Почему же я не позвонил этой Рашиловой по телефону? Почему приперся сюда сам, даже без участкового?
Ну а что я мог сказать ей по телефону? Заказать стриптизный танец лесбиянок с доставкой на дом?
Неплохая идея, но, к несчастью, она пришла мне в голову только теперь, когда у меня есть время вспомнить и записать все или почти все детали этой нелепой, но совершенно правдивой истории. А в то время никаких идей, кроме стандартной манеры Битюга тупо пахать каждый след и горячечным лбом пробивать стены, у меня не было.
Отдышавшись перед дешевой, даже без глазка, дверью квартиры № 452 и утерши свои мокрые от пота лицо и шею, я нажал кнопку звонка. Наверное, я был совсем плох, потому что в ожидании ответа оперся рукой на фрамугу двери и стоял так, наклоненный, с полузакрытыми глазами и подкашивающимися от гриппозной слабости ногами.

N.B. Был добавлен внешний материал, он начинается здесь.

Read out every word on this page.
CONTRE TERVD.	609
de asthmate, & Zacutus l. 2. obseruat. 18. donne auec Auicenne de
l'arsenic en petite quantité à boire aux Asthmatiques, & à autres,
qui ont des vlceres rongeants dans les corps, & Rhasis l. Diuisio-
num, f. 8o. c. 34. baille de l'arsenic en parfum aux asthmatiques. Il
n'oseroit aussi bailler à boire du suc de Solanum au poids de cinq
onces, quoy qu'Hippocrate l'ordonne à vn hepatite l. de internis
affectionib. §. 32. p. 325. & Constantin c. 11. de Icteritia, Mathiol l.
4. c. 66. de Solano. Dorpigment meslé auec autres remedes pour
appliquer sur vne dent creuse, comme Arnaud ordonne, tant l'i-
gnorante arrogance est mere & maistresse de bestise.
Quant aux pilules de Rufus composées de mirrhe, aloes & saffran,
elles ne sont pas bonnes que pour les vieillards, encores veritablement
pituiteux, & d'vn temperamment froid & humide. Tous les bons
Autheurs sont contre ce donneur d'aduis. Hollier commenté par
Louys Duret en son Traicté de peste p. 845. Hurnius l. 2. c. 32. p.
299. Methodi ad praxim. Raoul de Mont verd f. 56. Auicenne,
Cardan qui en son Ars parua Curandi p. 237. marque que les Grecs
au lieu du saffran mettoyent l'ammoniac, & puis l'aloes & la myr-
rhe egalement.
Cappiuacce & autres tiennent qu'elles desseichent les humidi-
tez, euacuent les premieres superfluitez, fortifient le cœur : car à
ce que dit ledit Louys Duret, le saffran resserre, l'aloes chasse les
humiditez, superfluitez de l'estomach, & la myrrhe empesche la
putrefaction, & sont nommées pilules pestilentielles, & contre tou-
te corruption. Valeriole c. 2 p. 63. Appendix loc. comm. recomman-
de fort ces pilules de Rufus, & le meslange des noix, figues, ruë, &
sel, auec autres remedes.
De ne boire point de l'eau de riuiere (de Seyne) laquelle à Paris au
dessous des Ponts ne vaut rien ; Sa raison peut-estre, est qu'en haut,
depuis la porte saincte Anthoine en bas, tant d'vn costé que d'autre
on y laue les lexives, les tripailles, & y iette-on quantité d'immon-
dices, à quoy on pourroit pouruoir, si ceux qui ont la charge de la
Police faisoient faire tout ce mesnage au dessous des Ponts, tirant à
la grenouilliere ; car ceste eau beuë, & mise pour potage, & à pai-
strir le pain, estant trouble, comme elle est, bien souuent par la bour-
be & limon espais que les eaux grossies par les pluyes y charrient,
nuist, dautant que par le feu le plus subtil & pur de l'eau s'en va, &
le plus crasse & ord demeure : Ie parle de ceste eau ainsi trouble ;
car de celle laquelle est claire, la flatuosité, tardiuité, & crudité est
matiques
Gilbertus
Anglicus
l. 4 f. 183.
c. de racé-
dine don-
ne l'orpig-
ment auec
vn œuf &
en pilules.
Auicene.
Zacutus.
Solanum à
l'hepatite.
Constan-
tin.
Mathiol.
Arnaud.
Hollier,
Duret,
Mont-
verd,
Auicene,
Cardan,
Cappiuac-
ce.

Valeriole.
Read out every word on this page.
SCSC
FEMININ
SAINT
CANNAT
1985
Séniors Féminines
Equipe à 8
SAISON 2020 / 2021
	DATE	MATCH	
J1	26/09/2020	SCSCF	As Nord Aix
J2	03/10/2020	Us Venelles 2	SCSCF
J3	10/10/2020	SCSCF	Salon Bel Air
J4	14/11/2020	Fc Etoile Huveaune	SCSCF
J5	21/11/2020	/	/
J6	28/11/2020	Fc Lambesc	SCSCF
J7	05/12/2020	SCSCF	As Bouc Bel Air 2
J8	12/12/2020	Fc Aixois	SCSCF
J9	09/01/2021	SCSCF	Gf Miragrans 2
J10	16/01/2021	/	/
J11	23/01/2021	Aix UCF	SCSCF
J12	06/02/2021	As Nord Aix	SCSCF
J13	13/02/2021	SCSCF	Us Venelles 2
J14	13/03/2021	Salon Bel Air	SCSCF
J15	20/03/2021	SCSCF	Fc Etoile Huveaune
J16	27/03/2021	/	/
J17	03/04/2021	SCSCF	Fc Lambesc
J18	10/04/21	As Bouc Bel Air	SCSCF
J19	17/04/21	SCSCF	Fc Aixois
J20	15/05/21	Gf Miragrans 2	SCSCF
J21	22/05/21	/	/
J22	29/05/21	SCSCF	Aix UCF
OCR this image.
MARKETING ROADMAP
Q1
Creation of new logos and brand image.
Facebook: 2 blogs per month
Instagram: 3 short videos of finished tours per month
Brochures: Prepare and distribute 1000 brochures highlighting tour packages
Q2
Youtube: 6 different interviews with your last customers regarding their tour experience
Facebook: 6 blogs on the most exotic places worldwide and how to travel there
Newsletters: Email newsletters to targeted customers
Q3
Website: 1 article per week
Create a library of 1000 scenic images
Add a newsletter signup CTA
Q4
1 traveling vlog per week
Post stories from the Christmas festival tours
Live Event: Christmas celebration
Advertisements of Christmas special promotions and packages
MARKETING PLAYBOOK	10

Дверь открылась неожиданно, широко и без всяких вопросов «Кто там?». За дверью стоял молодой плечистый амбал из породы солнцевских или таганских быков – в майке и трусах, с коротко стриженной башкой, скуластый, с чуть раскосыми глазами и шеей штангиста. За его спиной, поодаль, в конце короткого коридора высились Полина и Тамара – вчерашние танцорки-лесбиянки из «Вишневого сада», а в просвете меж их фигурами, одетыми лишь в ночные сорочки, был виден кухонный стол с бутылками и какой-то едой.
Впрочем, лицезреть всю эту картину я мог не больше десяти секунд, потому что бык, повернувшись к Полине, спросил:
– Поль, это тот самый?
Кажется, я успел подумать, что меня тут ждали – тот кожаный, с серьгой и косичкой «диспетчер» из «Вишневого сада», видимо, позвонил им, сука, насчет меня, предупредил.
– Ну да, – отозвалась Полина. – Больной какой-то! Таскается за мной…
Сразу после этого – четко, правильно и с разворота – бык врезал мне в челюсть своим пудовым кулаком так, что я, теряя сознание, рухнул на пол лестничной площадки.